Dr. Harjit Singh’s specialty is Women’s Health Intervention. He uses interventional radiology techniques to treat a variety of complaints including fibroids. Singh is associate professor of radiology, surgery and medicine, fellowship director, Cardiovascular and Interventional Radiology (CVIR), as well as Director of Education of the Penn State Heart & Vascular Institute. He also serves as associate program director of radiology residency in the Penn State College of Medicine.
Singh was born in Hartford, Connecticut and grew up on Long Island. He earned a Bachelor of Science in Biology in the accelerated biomedical program from 1983 to 1985 at Rensselaer Polytechnic Institute before taking his degree in medicine at Albany Medical College. From 1990 to 1997, Singh completed his internship and a residency in diagnostic radiology at the Albany Medical Center, and a two-year fellowship in cardiovascular and interventional radiology at The Johns Hopkins Medical Institutions.
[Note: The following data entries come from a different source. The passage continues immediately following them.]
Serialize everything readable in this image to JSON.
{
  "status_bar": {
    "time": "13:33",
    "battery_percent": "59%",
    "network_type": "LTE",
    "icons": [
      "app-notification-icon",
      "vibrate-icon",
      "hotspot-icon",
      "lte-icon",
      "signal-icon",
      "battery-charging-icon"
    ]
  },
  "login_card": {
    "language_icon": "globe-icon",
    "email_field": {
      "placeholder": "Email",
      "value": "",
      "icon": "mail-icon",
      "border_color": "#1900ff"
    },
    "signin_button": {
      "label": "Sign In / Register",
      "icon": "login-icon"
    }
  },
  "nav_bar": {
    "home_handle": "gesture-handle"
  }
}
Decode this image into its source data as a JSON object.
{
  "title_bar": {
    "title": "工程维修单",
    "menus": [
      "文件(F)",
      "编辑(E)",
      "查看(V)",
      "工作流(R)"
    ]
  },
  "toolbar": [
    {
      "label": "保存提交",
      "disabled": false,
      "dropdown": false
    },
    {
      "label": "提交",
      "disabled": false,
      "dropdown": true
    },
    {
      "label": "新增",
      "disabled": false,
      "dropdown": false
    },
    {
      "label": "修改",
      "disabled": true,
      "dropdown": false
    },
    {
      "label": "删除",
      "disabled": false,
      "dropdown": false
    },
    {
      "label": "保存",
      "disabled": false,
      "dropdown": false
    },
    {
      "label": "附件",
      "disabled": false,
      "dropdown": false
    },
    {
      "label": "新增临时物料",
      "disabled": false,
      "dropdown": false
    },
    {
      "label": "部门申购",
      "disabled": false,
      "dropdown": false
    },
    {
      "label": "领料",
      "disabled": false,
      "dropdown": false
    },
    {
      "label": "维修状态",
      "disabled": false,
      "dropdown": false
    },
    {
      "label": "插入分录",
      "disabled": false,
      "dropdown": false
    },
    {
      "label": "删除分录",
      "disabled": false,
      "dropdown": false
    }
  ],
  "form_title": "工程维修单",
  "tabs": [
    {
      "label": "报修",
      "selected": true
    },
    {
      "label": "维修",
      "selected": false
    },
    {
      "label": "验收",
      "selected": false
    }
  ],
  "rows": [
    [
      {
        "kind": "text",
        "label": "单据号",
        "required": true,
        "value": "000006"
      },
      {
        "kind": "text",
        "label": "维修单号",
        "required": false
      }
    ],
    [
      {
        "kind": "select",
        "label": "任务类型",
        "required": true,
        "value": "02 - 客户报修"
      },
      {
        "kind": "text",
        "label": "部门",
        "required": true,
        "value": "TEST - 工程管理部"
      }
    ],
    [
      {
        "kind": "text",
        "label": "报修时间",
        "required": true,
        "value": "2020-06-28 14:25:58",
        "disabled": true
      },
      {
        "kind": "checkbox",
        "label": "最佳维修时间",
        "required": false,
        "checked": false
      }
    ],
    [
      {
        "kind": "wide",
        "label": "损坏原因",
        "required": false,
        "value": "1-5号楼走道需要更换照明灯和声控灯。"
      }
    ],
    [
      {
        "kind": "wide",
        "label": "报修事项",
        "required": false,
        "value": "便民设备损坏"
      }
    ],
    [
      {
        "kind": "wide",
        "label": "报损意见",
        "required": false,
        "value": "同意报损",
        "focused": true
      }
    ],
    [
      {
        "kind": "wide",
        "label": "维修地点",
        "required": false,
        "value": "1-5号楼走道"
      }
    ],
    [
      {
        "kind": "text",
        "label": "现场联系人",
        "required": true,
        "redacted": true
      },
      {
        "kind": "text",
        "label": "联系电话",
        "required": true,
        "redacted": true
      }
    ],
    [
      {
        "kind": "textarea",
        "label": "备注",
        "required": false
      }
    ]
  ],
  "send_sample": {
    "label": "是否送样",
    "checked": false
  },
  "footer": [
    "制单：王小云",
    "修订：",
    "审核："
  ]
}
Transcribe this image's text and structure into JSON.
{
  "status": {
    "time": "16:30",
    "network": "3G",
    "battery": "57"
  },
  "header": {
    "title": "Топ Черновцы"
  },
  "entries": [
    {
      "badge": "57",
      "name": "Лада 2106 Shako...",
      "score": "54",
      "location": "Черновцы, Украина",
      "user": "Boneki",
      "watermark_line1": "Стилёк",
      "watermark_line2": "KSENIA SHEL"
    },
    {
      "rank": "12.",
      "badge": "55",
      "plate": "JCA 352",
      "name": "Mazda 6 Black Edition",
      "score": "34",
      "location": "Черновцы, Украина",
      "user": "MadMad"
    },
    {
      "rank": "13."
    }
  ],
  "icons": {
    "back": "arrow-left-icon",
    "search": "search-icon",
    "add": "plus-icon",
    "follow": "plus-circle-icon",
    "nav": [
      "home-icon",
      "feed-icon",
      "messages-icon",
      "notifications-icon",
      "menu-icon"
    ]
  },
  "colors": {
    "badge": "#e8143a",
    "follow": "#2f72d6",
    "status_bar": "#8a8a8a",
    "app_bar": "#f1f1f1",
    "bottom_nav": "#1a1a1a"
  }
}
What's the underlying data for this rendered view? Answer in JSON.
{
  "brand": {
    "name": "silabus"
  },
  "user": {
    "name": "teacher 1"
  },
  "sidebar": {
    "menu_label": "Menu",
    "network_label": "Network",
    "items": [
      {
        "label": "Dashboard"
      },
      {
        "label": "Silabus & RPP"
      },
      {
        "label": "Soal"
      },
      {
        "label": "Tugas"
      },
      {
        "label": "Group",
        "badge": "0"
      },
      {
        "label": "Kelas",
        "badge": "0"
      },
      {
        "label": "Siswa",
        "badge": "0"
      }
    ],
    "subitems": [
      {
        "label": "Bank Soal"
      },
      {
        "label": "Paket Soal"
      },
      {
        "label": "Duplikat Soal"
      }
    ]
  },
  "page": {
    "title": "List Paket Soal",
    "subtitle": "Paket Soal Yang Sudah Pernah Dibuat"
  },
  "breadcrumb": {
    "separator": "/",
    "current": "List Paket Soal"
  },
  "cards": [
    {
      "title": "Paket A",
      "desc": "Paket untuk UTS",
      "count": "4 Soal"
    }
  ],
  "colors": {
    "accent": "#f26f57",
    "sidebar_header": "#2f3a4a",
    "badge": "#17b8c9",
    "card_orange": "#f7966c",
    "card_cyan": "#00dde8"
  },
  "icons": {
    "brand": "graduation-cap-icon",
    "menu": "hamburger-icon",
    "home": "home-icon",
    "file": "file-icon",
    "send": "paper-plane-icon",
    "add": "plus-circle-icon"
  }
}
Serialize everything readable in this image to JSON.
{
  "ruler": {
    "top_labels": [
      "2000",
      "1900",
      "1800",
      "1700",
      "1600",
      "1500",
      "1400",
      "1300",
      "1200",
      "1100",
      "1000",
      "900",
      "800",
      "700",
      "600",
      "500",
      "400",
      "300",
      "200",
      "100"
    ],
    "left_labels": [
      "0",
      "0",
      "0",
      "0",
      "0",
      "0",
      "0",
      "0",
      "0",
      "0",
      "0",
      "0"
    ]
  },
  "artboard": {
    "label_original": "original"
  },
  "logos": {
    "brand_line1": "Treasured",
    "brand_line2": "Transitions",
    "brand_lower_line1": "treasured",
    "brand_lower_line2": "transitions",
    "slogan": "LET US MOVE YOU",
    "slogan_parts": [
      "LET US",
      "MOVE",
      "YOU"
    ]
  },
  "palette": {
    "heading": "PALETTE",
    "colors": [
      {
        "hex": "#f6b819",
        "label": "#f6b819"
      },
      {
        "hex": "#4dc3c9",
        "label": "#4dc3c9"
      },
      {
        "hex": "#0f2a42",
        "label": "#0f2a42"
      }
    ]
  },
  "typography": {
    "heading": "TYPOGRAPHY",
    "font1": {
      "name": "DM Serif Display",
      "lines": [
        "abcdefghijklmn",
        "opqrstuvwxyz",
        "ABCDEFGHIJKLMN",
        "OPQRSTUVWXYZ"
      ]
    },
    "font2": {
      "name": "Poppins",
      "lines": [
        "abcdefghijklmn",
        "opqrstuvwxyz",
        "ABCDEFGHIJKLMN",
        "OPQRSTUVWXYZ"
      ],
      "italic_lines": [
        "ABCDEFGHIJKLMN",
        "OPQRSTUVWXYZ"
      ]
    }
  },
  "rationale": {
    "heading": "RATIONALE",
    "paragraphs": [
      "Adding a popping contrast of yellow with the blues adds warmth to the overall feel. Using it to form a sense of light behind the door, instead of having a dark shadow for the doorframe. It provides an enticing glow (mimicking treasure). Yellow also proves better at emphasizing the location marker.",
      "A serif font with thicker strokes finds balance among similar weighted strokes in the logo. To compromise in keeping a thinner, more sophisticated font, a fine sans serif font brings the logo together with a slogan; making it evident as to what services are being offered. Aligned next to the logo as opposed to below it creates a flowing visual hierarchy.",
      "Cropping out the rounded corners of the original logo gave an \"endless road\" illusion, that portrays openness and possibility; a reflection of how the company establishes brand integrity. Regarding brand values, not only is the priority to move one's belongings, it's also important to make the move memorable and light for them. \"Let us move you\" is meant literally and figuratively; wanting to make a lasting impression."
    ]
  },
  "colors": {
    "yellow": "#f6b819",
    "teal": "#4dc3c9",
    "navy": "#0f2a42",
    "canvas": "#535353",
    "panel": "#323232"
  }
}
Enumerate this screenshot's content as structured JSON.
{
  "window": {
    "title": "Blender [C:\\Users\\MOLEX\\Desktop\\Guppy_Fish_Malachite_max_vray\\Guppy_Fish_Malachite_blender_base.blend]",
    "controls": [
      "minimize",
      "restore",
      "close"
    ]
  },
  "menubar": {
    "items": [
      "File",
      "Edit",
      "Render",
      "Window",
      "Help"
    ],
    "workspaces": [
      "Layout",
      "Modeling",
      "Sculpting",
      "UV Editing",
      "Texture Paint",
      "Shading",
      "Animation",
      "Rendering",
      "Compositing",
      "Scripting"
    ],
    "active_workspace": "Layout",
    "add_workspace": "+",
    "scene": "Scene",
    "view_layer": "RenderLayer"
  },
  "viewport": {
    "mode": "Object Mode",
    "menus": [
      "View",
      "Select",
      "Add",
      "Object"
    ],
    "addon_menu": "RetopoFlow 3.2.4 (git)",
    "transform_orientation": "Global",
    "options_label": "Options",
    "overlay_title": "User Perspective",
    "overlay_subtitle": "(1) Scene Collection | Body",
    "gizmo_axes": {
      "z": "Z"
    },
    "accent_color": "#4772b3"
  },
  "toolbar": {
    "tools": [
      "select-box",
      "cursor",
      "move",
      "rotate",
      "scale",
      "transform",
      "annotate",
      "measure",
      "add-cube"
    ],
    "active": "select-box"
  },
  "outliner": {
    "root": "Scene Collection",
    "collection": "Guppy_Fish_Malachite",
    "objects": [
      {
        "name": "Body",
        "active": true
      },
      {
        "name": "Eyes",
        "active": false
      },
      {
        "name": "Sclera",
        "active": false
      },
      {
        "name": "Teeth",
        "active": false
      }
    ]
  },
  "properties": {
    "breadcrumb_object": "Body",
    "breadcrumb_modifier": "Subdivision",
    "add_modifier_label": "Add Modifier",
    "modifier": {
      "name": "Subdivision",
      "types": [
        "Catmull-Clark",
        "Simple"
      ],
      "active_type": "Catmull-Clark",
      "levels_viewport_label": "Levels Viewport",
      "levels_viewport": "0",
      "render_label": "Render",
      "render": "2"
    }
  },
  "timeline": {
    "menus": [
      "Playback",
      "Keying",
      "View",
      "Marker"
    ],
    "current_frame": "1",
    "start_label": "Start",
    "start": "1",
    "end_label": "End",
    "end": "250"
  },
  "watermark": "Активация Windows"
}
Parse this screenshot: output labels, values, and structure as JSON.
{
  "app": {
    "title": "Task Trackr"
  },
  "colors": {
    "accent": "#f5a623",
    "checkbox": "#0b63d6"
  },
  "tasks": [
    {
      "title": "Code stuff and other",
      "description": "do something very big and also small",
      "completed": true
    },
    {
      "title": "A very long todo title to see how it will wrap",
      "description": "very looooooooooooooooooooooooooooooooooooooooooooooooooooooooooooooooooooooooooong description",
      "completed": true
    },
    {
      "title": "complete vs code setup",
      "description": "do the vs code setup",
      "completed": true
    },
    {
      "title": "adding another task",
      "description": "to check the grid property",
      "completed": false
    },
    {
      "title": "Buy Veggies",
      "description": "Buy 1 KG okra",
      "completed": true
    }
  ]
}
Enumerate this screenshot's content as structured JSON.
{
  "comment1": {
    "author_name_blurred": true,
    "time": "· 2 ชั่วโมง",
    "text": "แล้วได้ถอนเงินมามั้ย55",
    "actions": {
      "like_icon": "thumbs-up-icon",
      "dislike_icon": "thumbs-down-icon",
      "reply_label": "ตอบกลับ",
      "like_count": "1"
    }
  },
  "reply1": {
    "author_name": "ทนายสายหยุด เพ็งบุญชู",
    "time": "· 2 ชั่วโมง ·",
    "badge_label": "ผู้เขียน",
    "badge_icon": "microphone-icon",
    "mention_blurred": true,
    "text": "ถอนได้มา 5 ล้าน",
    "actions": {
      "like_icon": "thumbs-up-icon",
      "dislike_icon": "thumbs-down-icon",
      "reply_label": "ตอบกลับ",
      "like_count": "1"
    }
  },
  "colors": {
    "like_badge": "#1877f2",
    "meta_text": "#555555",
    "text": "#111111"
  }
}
In 1997 he accepted a faculty position at the Penn State Medical Center where he established a clinical practice in Women’s Health Intervention in Hershey, Pennsylvania.
Fibroids1: Why did you decide to go into interventional radiology?
Dr. Singh: It was actually a choice between surgery and radiology since I felt I was good with my hands. But I loved the ability to see inside the body from the outside with imaging, so I pursued radiology. That took me down the path to interventional radiology, a field that I became truly enamored with during my two years at Hopkins – probably the most stimulating center on the East coast for medicine. It was at Hopkins that I fell in love with what I do.
Fibroids1: Your practice is within a larger OBGYN clinic. Can you explain how this unusual arrangement came about?
Dr. Singh: I have found a great deal of support here in Central Pennsylvania, and my specialization in women’s health Intervention has been well received. In the process since my arrival in 1997, I’ve developed a very cooperative and congenial relationship with OBGYNs in the area. Thus, this past summer I moved my clinic into the larger OBGYN clinic at the Hershey Medical Center.
It’s a very big deal around here. Patients are surprised because they think there’s a contentious relationship between the two groups – OBGYNs and interventional radiologists based on what they see in the pop media. They seem pleasantly relieved, and also reassured by the idea that we, as practitioners involved in women’s health, are collaborating.
Similarly, the OBGYNs in the clinic have realized that I don’t really take that much of their business. I feel the most appropriate way to handle uterine fibroid embolization (UFE) is to make it a small part of the treatment options. I’m very selective in who I treat, and not all women with fibroids are good candidates for embolization.
The arrangement really is a mutually beneficial one. A couple weeks ago I saw six patients in my new patient clinic for women’s health. Of those, I decided I could embolize three. In the remaining group of those I could not safely treat, two did not have OBGYNs they were satisfied with. So I was able to refer them to our OBGYNs. Thus the docs see me bringing new patients to our practice.
Fibroids1: What criteria do you use for selecting patients for UFE?
Dr. Singh: It’s not as much about the indications – we know that women come in with pelvic pain, bleeding and other symptoms commonly associated fibroids – as it is about making sure they don’t have contraindications for embolization. Typically, I screen out women who have pedunculated fibroids, are of childbearing years, and who have acute, severe symptoms.
Fibroids1: How do you determine the presence of fibroids?
Dr. Singh: We do pelvic MRIs on all patients. This enables us to make sure fibroids are the source of the symptoms. Large ovarian cysts, among other things, can cause a lot of pelvic pain, so it’s important to make sure that there are not other causes for the patient’s symptoms.
Fibroids1: How do patients find out that you use interventional radiology to treat women’s health problems including fibroids?
Dr. Singh: Word travels between family members and friends, and I probably have the longest running fibroid embolization practice in Central Pennsylvania with my first patient in mid-1999. Now, it’s nice when I hear referring physicians say, “This is the guy you need to go see on this.”
Also, in my specialty of Women’s Health Intervention, fibroid embolization is only part of what interventional radiology can do for women in terms of health issues. So I see women for various problems including pelvic congestion syndrome and fallopian tube blockages as well as fibroids, and they carry the news back to their circles as well.
What we do know is that the word is getting around. I’ve probably done close to 200 embolizations since I started with 50 or so of those in the last year alone. So the number is escalating as more women find out what we have to offer.
Fibroids1: How about the pain associated with the procedure?
Dr. Singh: All patients experience post-embolization pain. We admit the patients to the Interventional Radiology service and place them on either a morphine or dilaudid PCA pump for around 12 to 15 hours. The patients are watched overnight and discharged first thing in the morning. I have had to keep only one patient in six years for an extra 12 hours for pain control. The patient experienced lesser degrees of pain at home, culminating in a wave of cramps on day number three. I have not had any patients require narcotics at home, but I make it clear that is an option if they need it.